Ce scénario n’est pas une fiction. C’est une description fonctionnelle de ce qui s’est déjà produit, sous des formes variées, sur les marchés financiers depuis que les algorithmes de trading haute fréquence ont pris une place dominante dans les volumes d’échanges quotidiens. L’épisode fondateur reste le Flash Crash du 6 mai 2010, quand le Dow Jones a perdu près de mille points en quelques minutes avant de récupérer la quasi-totalité de sa baisse dans la même séance. Pas de crise économique sous-jacente. Pas de choc géopolitique. Une combinaison d’ordres automatisés ayant réagi aux mêmes signaux au même moment, créant une cascade que les humains présents dans les salles de marché ont regardée se dérouler sans pouvoir l’arrêter.

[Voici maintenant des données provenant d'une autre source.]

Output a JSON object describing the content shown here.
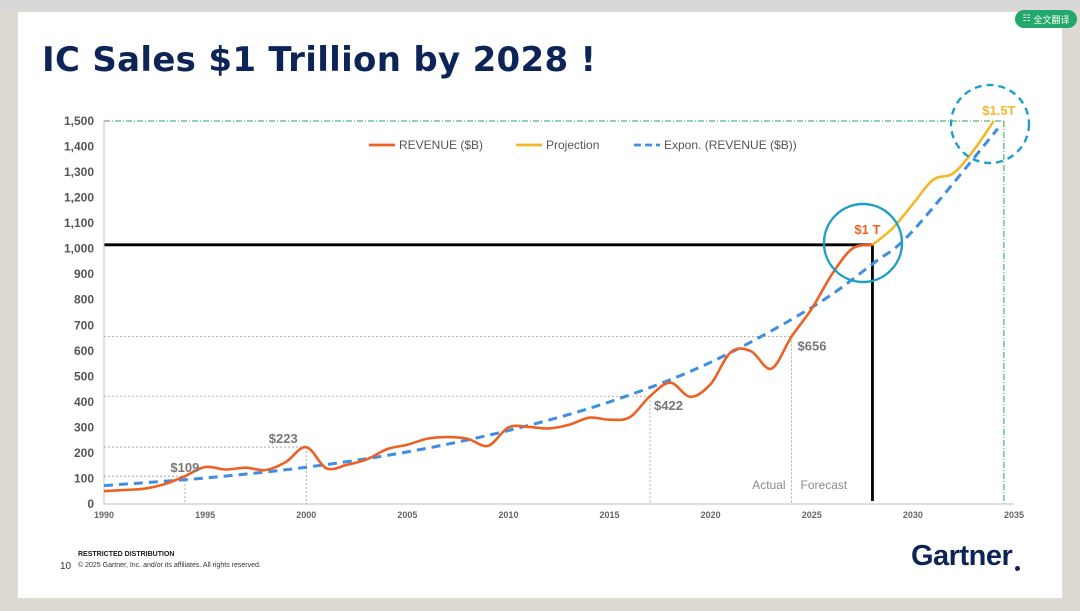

Les marchés européens, et le CAC 40 en particulier, ne sont pas à l’abri de dynamiques similaires. La particularité de l’environnement actuel, c’est la sensibilité croissante des algorithmes européens aux fluctuations du secteur technologique américain. Quand les grandes valeurs d’intelligence artificielle cotées à New York ou au Nasdaq corrigent — même légèrement, même temporairement — les systèmes automatisés européens qui intègrent le sentiment de marché mondial dans leurs décisions de vente peuvent déclencher des vagues de liquidation sur des secteurs entiers, sans qu’aucun analyste humain n’ait eu le temps d’intervenir. La contagion n’est plus géographique. Elle est algorithmique.
Ce qui rend ces épisodes difficiles à anticiper, c’est précisément leur vitesse. Un investisseur humain qui observe une baisse de deux pour cent en séance dispose encore de quelques minutes pour décider s’il s’agit d’un mouvement temporaire ou d’un signal plus sérieux. Un algorithme de trading haute fréquence prend cette décision en millisecondes, et la communique à des dizaines d’autres systèmes qui réagissent eux-mêmes en millisecondes.
La boucle s’emballe avant que le premier rapport d’analyste ait eu le temps d’être rédigé. Les mécanismes de coupe-circuit installés sur Euronext Paris — ces seuils automatiques qui suspendent temporairement les cotations d’un titre quand sa variation dépasse un certain pourcentage — offrent une protection partielle. Mais ils ont été conçus pour des marchés dont le rythme était différent, et leur efficacité face à des cascades cross-border simultanées reste une question ouverte.
Il est tentant de lire ces épisodes comme des accidents techniques — des anomalies dans un système par ailleurs fonctionnel. Mais il y a une lecture différente, peut-être plus honnête. Ces marchés ont été conçus pour être liquides, rapides et efficaces. Les algorithmes qui les habitent désormais sont une conséquence logique de cet objectif poussé à son extrême. Ils sont meilleurs que les humains pour exécuter des transactions à grande vitesse.
Ils sont aussi, structurellement, meilleurs pour amplifier la panique. Quand tous les systèmes réagissent au même signal au même moment, la diversité d’opinion qui stabilise normalement un marché disparaît. Il ne reste que la convergence, et la convergence à la baisse produit exactement le type d’effondrement rapide que personne n’a formellement ordonné.